In 2016, the China-Australia Centre for Personalised Immunology (CACPI) was established to benefit patients with immune diseases.
Connecting the Centre for Personalised Immunology at The John Curtin School for Medical Research, The Australian National University and the Renji Hospital at Shanghai Jiao Tong University School of Medicine, CACPI seeks to use the joint expertise of both institutes to understand the genetic causes of immune diseases, improve diagnosis, and develop more specific and effective treatments.
Now, at the five-year mark since its inception, CACPI published results of their latest research that could stimulate new treatments for lupus.
Lupus is a chronic autoimmune disease in which a patient's immune system attacks the healthy tissues in their own body, causing inflammation and pain. The disease affects over five million people across the globe, but its causes remain poorly understood and its cure absent.
To shed light on the genetic contribution to lupus development, CACPI researchers teamed up with Jason Cyster's lab at the University of California, San Francisco and looked into the genomes of people with lupus or lupus-related antiphospholipid syndrome.
By sequencing the protein-coding regions in genomes of the patients and their families, the researchers identified three rare mutations in the gene P2RY8, including a new mutation in a child with severe lupus nephritis (inflammation of the kidneys).
These rare variants allowed the international team to uncover the role of P2RY8 in immune tolerance, a critical state in preventing the immune system from being overreactive.
All three identified mutations led to a decreased expression of the P2RY8 protein—a phenomenon seen even in many lupus patients not carrying the mutations.
Low P2RY8 also correlated with lupus nephritis and increased self-targeting immune cells, suggesting that compromised functioning of the P2RY8 pathway may contribute to the development of lupus.
"It was exciting to see a correlation between low P2RY8 in disease-causing B cells and kidney damage," said Dr Yuke He, the co-lead author of the study.
In China, lupus patients are likely to have more severe kidney damage and higher mortality risk.
The discovery of a link between P2RY8 deficiency and kidney damage, as CACPI Co-director Professor Nan Shen believes, could light up the way of developing pathway-specific therapeutics against this debilitating disease. Professor Shen is a corresponding author of the study.
"Our findings raise the possibility that augmenting signalling via the P2RY8 pathway may have therapeutic potential in prevention or treatment of systemic autoimmune disease," the researchers wrote in their paper published in the Journal of Experimental Medicine.
"The authors perform a detailed immune and genetic phenotyping to characterise new genetic variants of P2RY8 occurring in SLE patients," commented Dr Maud Tusseau and Professor Alexandre Belot from Claude Bernard University Lyon 1, "And they demonstrate the critical role of P2RY8 in preventing systemic autoimmunity." Tusseau and Belot are not involved in the study.

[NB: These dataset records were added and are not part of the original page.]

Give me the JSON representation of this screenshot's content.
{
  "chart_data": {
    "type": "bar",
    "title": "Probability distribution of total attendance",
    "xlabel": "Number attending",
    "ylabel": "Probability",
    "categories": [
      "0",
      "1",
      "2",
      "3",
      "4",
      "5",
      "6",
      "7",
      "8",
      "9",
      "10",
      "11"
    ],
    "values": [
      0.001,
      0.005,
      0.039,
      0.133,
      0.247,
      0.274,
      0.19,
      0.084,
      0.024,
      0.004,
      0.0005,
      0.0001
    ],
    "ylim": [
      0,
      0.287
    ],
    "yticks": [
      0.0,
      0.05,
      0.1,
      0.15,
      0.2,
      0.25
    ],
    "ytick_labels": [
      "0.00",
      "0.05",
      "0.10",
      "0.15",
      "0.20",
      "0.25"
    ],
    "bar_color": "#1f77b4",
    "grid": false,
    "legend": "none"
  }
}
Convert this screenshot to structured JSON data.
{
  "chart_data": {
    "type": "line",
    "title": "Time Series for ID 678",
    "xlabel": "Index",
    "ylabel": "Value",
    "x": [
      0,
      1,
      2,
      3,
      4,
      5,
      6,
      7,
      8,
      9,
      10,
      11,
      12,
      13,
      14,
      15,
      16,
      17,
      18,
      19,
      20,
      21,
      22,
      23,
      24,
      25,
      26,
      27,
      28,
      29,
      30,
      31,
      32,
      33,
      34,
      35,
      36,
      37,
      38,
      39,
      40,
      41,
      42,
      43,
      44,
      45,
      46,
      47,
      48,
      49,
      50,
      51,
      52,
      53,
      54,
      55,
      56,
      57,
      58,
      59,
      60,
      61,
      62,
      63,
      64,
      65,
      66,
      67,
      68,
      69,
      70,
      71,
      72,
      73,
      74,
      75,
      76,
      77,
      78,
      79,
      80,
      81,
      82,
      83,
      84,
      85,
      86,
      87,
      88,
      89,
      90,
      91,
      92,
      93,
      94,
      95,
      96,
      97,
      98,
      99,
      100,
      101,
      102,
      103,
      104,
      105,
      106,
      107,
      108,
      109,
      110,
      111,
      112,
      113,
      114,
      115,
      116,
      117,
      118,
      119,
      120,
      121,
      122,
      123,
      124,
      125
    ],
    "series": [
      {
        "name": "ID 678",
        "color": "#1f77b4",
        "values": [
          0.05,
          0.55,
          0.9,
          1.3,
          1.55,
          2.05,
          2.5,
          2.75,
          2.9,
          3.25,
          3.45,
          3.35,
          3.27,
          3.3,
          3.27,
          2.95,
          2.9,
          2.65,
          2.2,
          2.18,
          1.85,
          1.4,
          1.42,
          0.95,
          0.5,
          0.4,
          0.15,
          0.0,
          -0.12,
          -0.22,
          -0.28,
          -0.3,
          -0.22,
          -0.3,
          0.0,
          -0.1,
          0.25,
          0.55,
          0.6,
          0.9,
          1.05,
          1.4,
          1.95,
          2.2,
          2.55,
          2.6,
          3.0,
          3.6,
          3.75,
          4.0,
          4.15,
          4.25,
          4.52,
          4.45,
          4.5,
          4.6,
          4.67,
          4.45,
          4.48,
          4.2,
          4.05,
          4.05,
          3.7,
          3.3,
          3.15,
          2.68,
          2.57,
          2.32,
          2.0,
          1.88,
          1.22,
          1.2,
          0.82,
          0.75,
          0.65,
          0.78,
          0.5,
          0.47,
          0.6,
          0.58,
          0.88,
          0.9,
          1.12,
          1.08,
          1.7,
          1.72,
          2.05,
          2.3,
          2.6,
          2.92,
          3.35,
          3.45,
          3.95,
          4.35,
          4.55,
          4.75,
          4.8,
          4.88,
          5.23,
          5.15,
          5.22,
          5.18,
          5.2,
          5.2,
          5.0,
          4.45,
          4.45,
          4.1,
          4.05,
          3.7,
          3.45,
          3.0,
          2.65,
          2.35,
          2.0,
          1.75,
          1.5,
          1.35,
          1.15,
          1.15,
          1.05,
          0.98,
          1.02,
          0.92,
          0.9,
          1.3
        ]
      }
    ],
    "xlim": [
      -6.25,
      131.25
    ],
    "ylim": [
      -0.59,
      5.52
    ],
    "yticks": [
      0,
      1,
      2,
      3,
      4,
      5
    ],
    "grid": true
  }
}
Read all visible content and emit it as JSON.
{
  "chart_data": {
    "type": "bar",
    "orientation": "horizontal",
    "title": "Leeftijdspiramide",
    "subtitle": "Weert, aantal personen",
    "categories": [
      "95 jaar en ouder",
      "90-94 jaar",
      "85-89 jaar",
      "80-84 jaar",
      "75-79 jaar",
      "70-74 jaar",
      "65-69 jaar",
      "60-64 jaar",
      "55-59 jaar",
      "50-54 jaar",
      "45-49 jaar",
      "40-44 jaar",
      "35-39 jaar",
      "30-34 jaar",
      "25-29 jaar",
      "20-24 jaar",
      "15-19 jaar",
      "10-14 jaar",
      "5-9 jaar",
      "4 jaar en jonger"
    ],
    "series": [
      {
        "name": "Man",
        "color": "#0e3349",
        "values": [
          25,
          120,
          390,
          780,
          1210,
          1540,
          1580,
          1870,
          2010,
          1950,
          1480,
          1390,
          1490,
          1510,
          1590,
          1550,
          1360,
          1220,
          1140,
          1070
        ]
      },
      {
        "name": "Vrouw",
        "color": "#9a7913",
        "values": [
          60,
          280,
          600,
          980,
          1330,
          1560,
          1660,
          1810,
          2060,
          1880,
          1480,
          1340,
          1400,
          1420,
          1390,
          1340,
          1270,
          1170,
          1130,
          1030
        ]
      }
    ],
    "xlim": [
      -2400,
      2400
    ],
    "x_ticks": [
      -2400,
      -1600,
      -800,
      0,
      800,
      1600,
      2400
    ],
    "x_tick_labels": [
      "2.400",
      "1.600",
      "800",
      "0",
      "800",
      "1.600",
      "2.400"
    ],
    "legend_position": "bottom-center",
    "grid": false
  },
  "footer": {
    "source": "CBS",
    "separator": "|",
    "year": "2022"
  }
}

Behind the success story of this new insight into lupus development and treatment is a paradigm for international cooperation in immunology research that CACPI established over the past half-decade.
"This study highlights the importance of international partnerships and carrying out genetic studies in ethnically diverse populations," said Professor Carola Vinuesa, CACPI Co-director and one of the corresponding authors of the study.
Future studies in lupus models may help further characterise the mechanism of how P2RY8 limits autoimmunity.